La Durabilité dans le Savoir-Faire : héritage et artisanat d’art

Depuis les manufactures royales du XVIIᵉ siècle, la France a su se distinguer comme une terre de savoir-faire exceptionnels. Aujourd’hui, ce patrimoine est préservé et sublimé par les grandes Maisons de luxe.

Le travail de ces Maisons repose sur l’expertise des artisans d’art pour créer des produits uniques, symboles d’excellence et de rêve. Leurs créations, qu’il s’agisse par exemple de sacs en vannerie, de marqueterie de cuir, ou encore de pièces uniques comme le top « maillon » de Balmain, fruit de cinq semaines de confection, sont autant d’œuvres d’artisanat d’art intemporelles.

D’autre part, le luxe ne se limite pas à célébrer les podiums : il met en lumière ses ateliers. Des initiatives comme le 19M de Chanel ou les Métiers d’Art de LVMH exposent les matériaux et techniques ancestraux, rendant hommage à ceux qui travaillent le plus souvent dans l’ombre. Pour aller plus loin, le luxe protège et pérennise ces savoir-faire. Sous l’égide du Comité Colbert, il défend la propriété intellectuelle et valorise les artisans d’art, considérés comme le pilier de l’industrie. « Sans les artisans d’art, il n’y a pas de luxe » énonce ainsi Bénédicte Epinay, Déléguée Générale du Comité Colbert.

Des initiatives éducatives voient également le jour, avec pour objectif d’inspirer les générations futures, et d’assurer la transmission de ce patrimoine.
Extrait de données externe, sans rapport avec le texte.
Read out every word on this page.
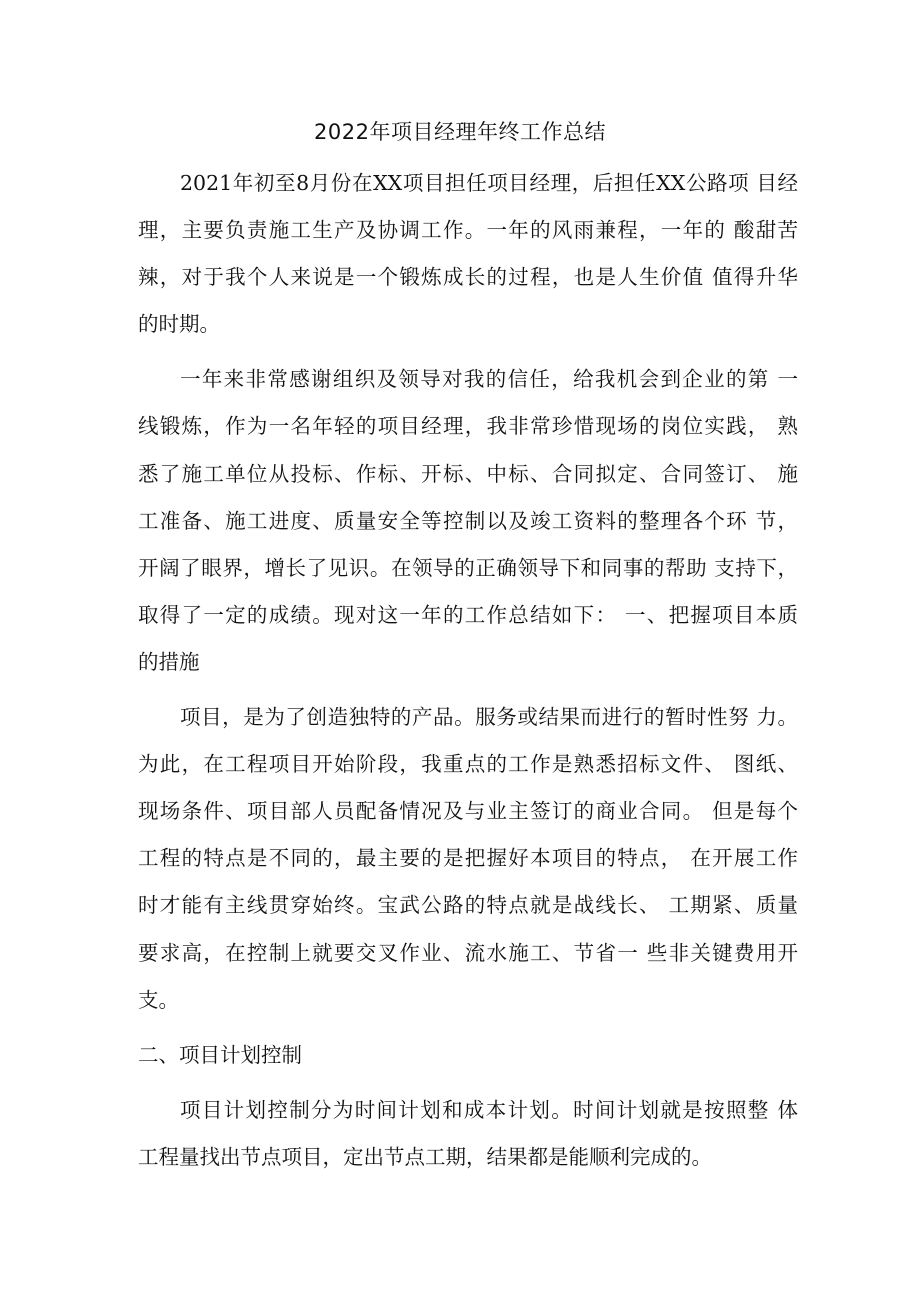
2022年项目经理年终工作总结
2021年初至8月份在XX项目担任项目经理，后担任XX公路项 目经
理，主要负责施工生产及协调工作。一年的风雨兼程，一年的 酸甜苦
辣，对于我个人来说是一个锻炼成长的过程，也是人生价值 值得升华
的时期。
一年来非常感谢组织及领导对我的信任，给我机会到企业的第 一
线锻炼，作为一名年轻的项目经理，我非常珍惜现场的岗位实践， 熟
悉了施工单位从投标、作标、开标、中标、合同拟定、合同签订、 施
工准备、施工进度、质量安全等控制以及竣工资料的整理各个环 节，
开阔了眼界，增长了见识。在领导的正确领导下和同事的帮助 支持下，
取得了一定的成绩。现对这一年的工作总结如下： 一、把握项目本质
的措施
项目，是为了创造独特的产品。服务或结果而进行的暂时性努 力。
为此，在工程项目开始阶段，我重点的工作是熟悉招标文件、 图纸、
现场条件、项目部人员配备情况及与业主签订的商业合同。 但是每个
工程的特点是不同的，最主要的是把握好本项目的特点， 在开展工作
时才能有主线贯穿始终。宝武公路的特点就是战线长、 工期紧、质量
要求高，在控制上就要交叉作业、流水施工、节省一 些非关键费用开
支。
二、项目计划控制
项目计划控制分为时间计划和成本计划。时间计划就是按照整 体
工程量找出节点项目，定出节点工期，结果都是能顺利完成的。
L’institut des Métiers d’Excellence LVMH a ainsi lancé sa tournée « You and ME », pour faire découvrir les métiers d’art aux jeunes talents, et a même créé des programmes de formation comme un CAP « Arts et techniques de la bijouterie-joaillerie ».

La Durabilité dans les Ressources : qualité et innovation

Le secteur du luxe incarne naturellement la durabilité, notamment à travers une sélection rigoureuse et une gestion maîtrisée de ses ressources. En privilégiant des matières premières rares et d’une qualité exceptionnelle, il perpétue un savoir-faire ancestral et une exigence d’excellence.
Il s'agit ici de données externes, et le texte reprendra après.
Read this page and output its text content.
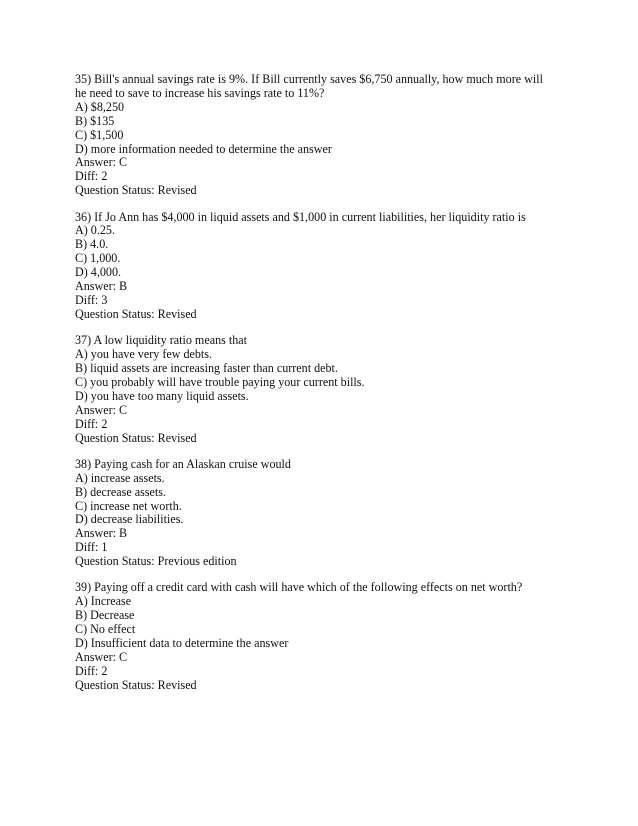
35) Bill's annual savings rate is 9%. If Bill currently saves $6,750 annually, how much more will
he need to save to increase his savings rate to 11%?
A) $8,250
B) $135
C) $1,500
D) more information needed to determine the answer
Answer: C
Diff: 2
Question Status: Revised
36) If Jo Ann has $4,000 in liquid assets and $1,000 in current liabilities, her liquidity ratio is
A) 0.25.
B) 4.0.
C) 1,000.
D) 4,000.
Answer: B
Diff: 3
Question Status: Revised
37) A low liquidity ratio means that
A) you have very few debts.
B) liquid assets are increasing faster than current debt.
C) you probably will have trouble paying your current bills.
D) you have too many liquid assets.
Answer: C
Diff: 2
Question Status: Revised
38) Paying cash for an Alaskan cruise would
A) increase assets.
B) decrease assets.
C) increase net worth.
D) decrease liabilities.
Answer: B
Diff: 1
Question Status: Previous edition
39) Paying off a credit card with cash will have which of the following effects on net worth?
A) Increase
B) Decrease
C) No effect
D) Insufficient data to determine the answer
Answer: C
Diff: 2
Question Status: Revised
Les matériaux sélectionnés, souvent nobles et rares, s’inscrivent dans cette démarche durable. Le luxe puise ses racines dans les traditions des grandes familles de haut rang : symbole d’excellence, il incarne la réussite sociale, le raffinement et l’amour du « beau ». Il se distingue ainsi par l’usage de matériaux d’exception, conçus pour traverser le temps.
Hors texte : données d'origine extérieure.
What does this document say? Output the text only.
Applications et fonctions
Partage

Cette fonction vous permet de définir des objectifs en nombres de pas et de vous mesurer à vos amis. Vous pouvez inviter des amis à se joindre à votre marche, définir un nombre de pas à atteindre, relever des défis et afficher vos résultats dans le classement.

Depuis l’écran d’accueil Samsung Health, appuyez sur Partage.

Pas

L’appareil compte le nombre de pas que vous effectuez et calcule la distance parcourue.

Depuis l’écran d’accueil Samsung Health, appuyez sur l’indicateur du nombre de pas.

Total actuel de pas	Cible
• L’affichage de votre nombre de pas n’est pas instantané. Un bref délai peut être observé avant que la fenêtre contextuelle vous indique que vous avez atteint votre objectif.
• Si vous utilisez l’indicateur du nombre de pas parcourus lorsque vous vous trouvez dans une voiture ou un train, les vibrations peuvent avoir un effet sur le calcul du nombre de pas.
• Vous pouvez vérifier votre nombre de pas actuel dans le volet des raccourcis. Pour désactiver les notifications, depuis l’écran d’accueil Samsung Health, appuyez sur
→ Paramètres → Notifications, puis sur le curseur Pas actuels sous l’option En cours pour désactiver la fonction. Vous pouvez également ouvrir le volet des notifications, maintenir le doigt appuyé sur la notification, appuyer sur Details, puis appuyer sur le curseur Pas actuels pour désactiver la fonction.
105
Toutefois, la durabilité ne repose pas uniquement sur la qualité intrinsèque des ressources, mais aussi sur leur gestion responsable. La Maison MMPJ (Martell Mumm Perrier-Jouët), par exemple, adopte la viticulture régénératrice, illustrant comment le luxe peut préserver les terroirs.

Enfin, le secteur investit aujourd’hui massivement dans des initiatives d’« upcycling » afin d’optimiser l’utilisation de ses ressources. Loewe, par exemple, a lancé son « Surplus Project », un sac confectionné à partir de chutes de cuir. Swarovski s’inscrit aussi dans cette démarche avec sa gamme Swarovski ReCreated, fabriquée à partir de déchets de verre récupérés lors de la production de ses bijoux, réduisant ainsi son empreinte carbone et sa consommation de ressources naturelles.

L’industrie du luxe évolue vers une approche toujours plus durable, s’appuyant sur des innovations produits et des investissements stratégiques en éco-conception. Hermès illustre cette dynamique avec son sac Victoria, fabriqué en cuir Reishi, un matériau issu de champignons, témoignant ainsi d’une volonté d’innover tout en respectant l’environnement.

La Durabilité dans l’Usage : un idéal sociétal en dissonance avec une incitation latente à l’hyperconsommation

Le luxe est intrinsèquement intemporel, transcendant les tendances éphémères pour proposer des pièces capables d’accompagner une vie entière. Cette durabilité se reflète à chaque étape du parcours client.

Acheter un produit de luxe, c’est bien plus qu’acquérir un simple objet : c’est vivre une expérience exclusive, marquée par un conseil personnalisé et parfois une longue attente pour obtenir une pièce unique. Le Birkin de Hermès en est un parfait exemple, nécessitant parfois plusieurs années avant d’être accessible à son futur propriétaire. Ainsi, les produits de luxe ne sont pas seulement conçus pour durer, mais aussi pour être transmis. Une étude de l’Ifop révèle que 85 % des clients perçoivent le luxe comme un investissement à long terme. Cette perception s’accompagne de tendances comme le « quiet luxury », où la discrétion et l’intemporalité l’emportent sur l’ostentation.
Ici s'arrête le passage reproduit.